I also can't believe that the course I'm teaching ends the day after tomorrow. Three weeks, and it's over. In a way, it's like taking a long plane trip and getting into conversations with people you've never met before and will probably never see again. You and they are 30,000 feet in the sky; they can no more see what your life on the ground is like any more than you can see theirs. So all you and they have, for that time on the plane, is that little bit of space and each other.
What I just described was especially true on my flights to and from Istanbul: ten hours going, eleven coming back. In that space of time, it seems, personae are born and invented. Sometimes people reveal aspects of themselves they might not to people they see every day; likewise, it seems that the cockpits of transoceanic jetliners are hothouses for flirtation, sometimes with people one would not meet, notice or acknowledge on the ground. (I first noticed this on when I went to Paris four years ago: my first trip abroad as Justine.) Maybe this all happens because, in that hermetically sealed faux-community, flights seem longer than they actually are.
In June of 2006, I taught another three-week course. And I felt that same sense of instant intimacy, if you will. But I realized that there was more to that class, and my relationships with the students in it, than that. Some of us shed tears on the last day of class; one student made a beautiful (I should be so beautiful!) drawing of me that everyone in the class signed. Several of us stay in touch with each others; I see others on campus from time to time.
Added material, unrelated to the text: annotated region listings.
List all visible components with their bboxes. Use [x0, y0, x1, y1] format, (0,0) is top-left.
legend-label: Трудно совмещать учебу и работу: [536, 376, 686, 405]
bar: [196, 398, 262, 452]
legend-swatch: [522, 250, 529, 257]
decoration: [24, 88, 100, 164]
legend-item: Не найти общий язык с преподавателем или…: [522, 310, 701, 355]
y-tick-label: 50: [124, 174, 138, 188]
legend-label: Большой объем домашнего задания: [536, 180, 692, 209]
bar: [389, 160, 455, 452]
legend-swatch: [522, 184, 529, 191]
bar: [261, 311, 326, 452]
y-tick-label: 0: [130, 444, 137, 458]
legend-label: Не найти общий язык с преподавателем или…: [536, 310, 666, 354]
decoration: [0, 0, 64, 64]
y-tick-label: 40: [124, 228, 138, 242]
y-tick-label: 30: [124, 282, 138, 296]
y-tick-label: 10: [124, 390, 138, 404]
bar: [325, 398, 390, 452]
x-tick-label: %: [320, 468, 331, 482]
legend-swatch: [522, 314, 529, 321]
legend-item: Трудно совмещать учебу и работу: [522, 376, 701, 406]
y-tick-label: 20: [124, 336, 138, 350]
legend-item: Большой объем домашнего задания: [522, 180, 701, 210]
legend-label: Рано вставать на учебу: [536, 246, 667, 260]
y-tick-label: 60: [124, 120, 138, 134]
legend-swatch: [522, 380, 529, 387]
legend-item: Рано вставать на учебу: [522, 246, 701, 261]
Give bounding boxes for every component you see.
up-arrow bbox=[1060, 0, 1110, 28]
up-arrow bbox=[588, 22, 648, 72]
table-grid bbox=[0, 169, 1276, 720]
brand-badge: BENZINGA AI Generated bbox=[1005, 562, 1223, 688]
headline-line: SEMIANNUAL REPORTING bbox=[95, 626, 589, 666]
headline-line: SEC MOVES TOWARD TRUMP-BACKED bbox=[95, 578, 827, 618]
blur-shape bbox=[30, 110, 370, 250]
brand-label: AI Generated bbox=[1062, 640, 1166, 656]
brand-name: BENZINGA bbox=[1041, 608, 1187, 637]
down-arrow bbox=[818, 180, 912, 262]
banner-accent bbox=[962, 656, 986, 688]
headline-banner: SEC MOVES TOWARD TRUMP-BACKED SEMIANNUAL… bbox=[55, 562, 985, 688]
And so I'll be saying goodbye, again, to people I may well, and would want to, see again. Somehow it seems appropriate to experience that at a time when I'm meeting new people, both in person and on line, whom I never would've imagined meeting in my previous life. What's even more intriguing, to me, is how often I find people extending themselves to me. Have I suddenly developed wit, charm or charisma I never knew I had? Lately people have told me, unsolicited, that I possess all three qualities. It's odd: I don't feel like I'm doing anything special.
Anyway, one more thing to be said for today: It's Bush's last day in office. Tomorrow is Obama's first. I, like many other people, feel that almost anything has to be better than the outgoing administration. I really don't envy Obama: So much is expected from, or at least hoped for, him. And he's inheriting a mess.
Oh well. I'll watch the inaguration and see what Michelle is wearing. Maybe if I'm really lucky, I can find it in my size and on sale.